Quintet No 2 is called ‘Morning Music’, and totally fulfils his intention to ‘entertain rather than demonstrate erudition’. But behind that unassuming ambition there is always a very individual mind, lively, witty, and in tune with the great composers who went before him. They set an example, which he follows: but, without any hint of pastiche, he often uses them as stepping stones to reach the far bank of his own flowing creativeness.

Thus, in his own programme note, he admits to the influence of J.S. Bach; but one also could sense the presence of the composer that followed Morning Music - Paul Hindemith,whose musical roots were also nurtured by Bach. Hindemith can often be a lot less approachable than Derek Smith, but in this instance the ‘Little Chamber Music’ seemed a natural bed-fellow for ‘Morning Music’. Both offered plenty to relish and chew over, like Dr. Folliot’s lobster.

The first work of the afternoon was a suite of Ancient Hungarian Dances, written for Wind Quintet in 1953 by Ferenc Farkas. The rustic scoring emphasized the folkiness of these clever pieces, melodies like those collected by Bela Bartok on his wax cylinder recording machine - music of a culture dying then, now gone for ever, but remembered and celebrated in works like this one.
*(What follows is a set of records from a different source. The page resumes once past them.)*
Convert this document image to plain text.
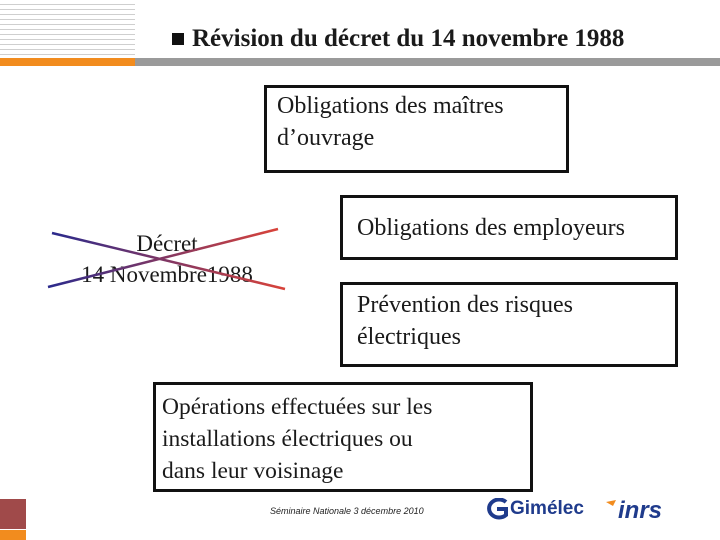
Révision du décret du 14 novembre 1988
Obligations des maîtres
d’ouvrage
Obligations des employeurs
Prévention des risques
électriques
Opérations effectuées sur les
installations électriques ou
dans leur voisinage
Décret
14 Novembre1988
Séminaire Nationale 3 décembre 2010	Gimélec inrs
The second half of the programme shifted from morning to afternoon - an afternoon of the sultry heat of an American summer. Samuel Barber wrote his Summer Music just a year after Farkas wrote his Dances, but there lay their only closeness. The drowsy air was full of relaxed and relaxing sonorities, insect noises and distant bird chirpings. One thought again of Bartok, and his use of insect sounds in his string quartets and concertos.

Debussy’s Petite Suite on paper did not seem quite to belong - the only work not written for Wind Quintet, but as a Piano Duet. But in performance it followed convincingly on the Barber, the palette of colours changing from the American summer landscape to the seascape of ‘En bateau’, and the Watteau-esque charm of the movements that followed. One could not help feeling that, however clever the arrangement for winds, the young Debussy knew what he was doing in choosing to write the work for four hands on the piano. Debussy and Ravel never forgot their roots in the tradition of Rameau and Couperin. These four little pieces are all dance movements - Barcarolle, March, Minuet, and Ballet. Charm and proportion are the watchwords here: the Debussian flute of ‘La Mer’, the gulls soaring above the spindrift, and the erotic flute, dreaming of Venus, in ‘L’Après-midi d’un Faune”, lie still in the future.
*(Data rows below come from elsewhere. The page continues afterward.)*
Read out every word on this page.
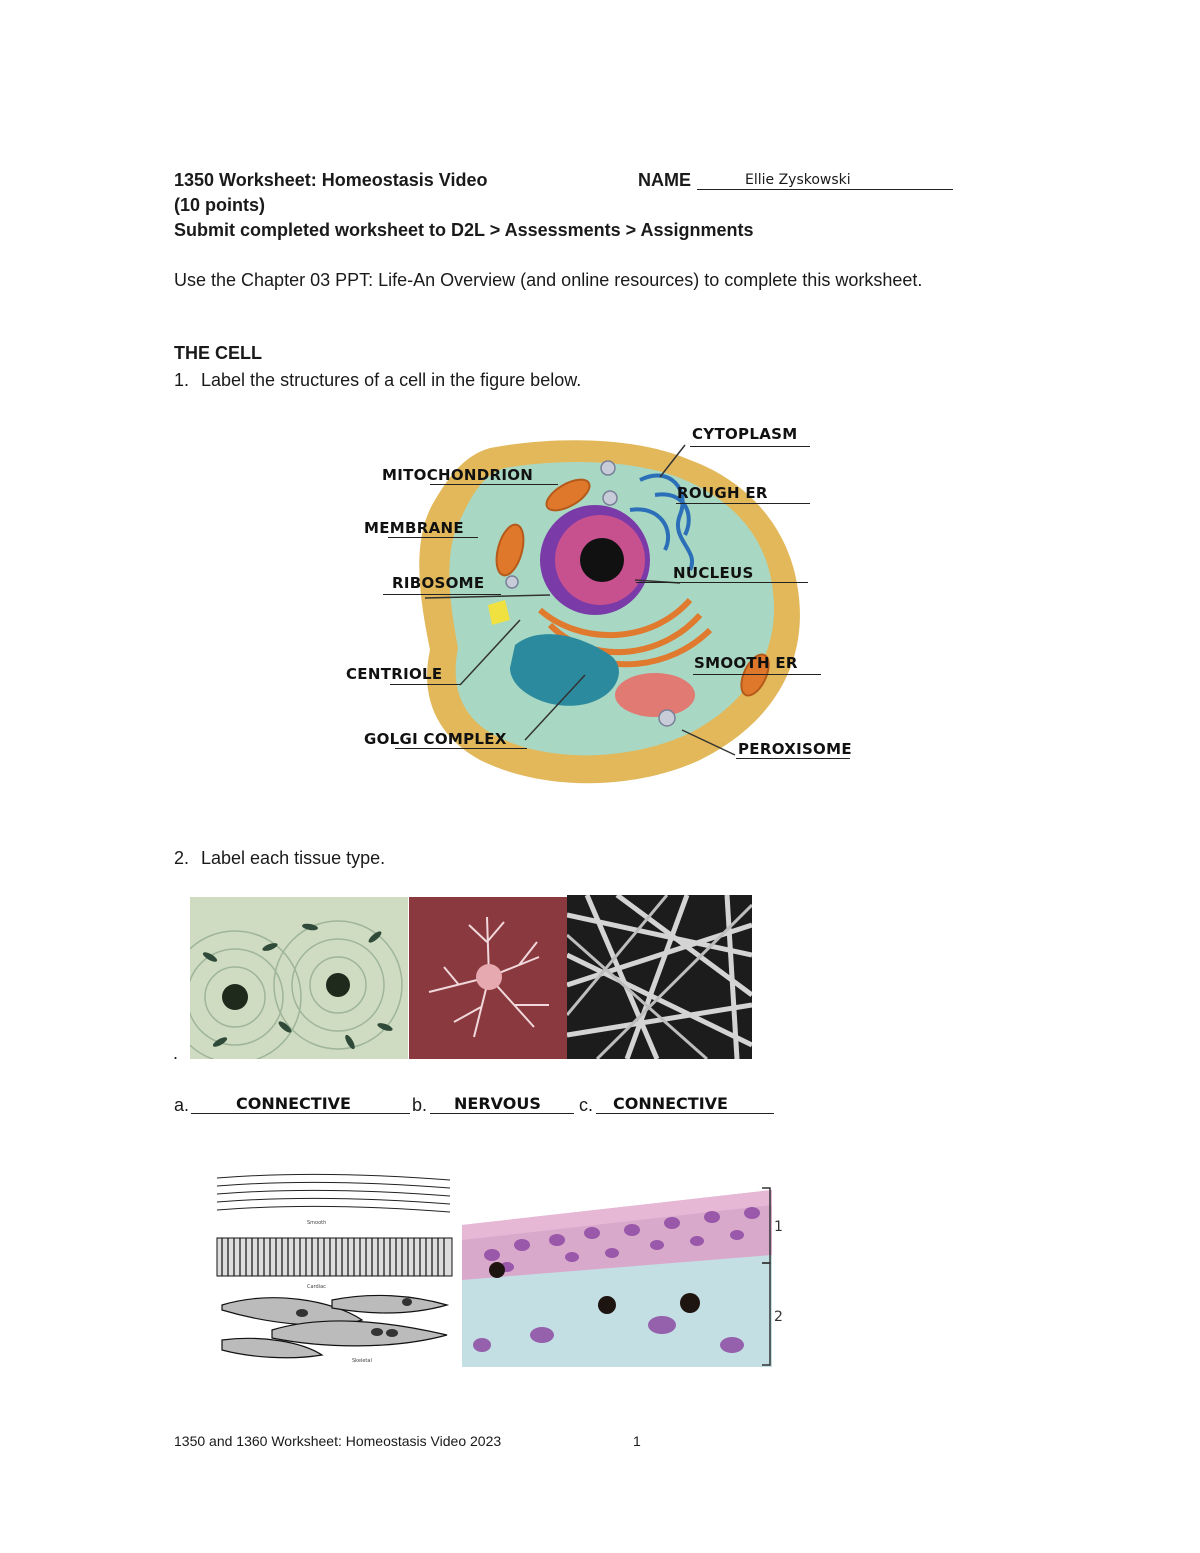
1350 Worksheet: Homeostasis Video	NAME	Ellie Zyskowski
(10 points)
Submit completed worksheet to D2L > Assessments > Assignments
Use the Chapter 03 PPT: Life-An Overview (and online resources) to complete this worksheet.
THE CELL
1. Label the structures of a cell in the figure below.
CYTOPLASM
MITOCHONDRION
ROUGH ER
MEMBRANE
RIBOSOME
NUCLEUS
CENTRIOLE
SMOOTH ER
GOLGI COMPLEX
PEROXISOME
2. Label each tissue type.
.
a.	CONNECTIVE	b. NERVOUS c. CONNECTIVE
Smooth
Cardiac
Skeletal
1
2
1350 and 1360 Worksheet: Homeostasis Video 2023	1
We hope there will be a distinguished future for this new group of musicians, and that they will find room and time in their busy schedules of playing and teaching to return to entertain and inspire us again: and soon. This highly satisfactory afternoon, high in Feel-Good factor, finished with ‘17 Variations’ by Jean-Michel Damase, written in 1951. He died just three weeks before this recital, so this was a timely if unintended tribute. He was a pianist of some standing, a pupil of Cortot and famed for his interpretation of Ravel: composing eventually supplanted performing in his life, and these variations illustrated all the elegance, charm, skill and sophistication that made the French the most civilised of all nations. One wonders if even now they serve lobster for breakfast.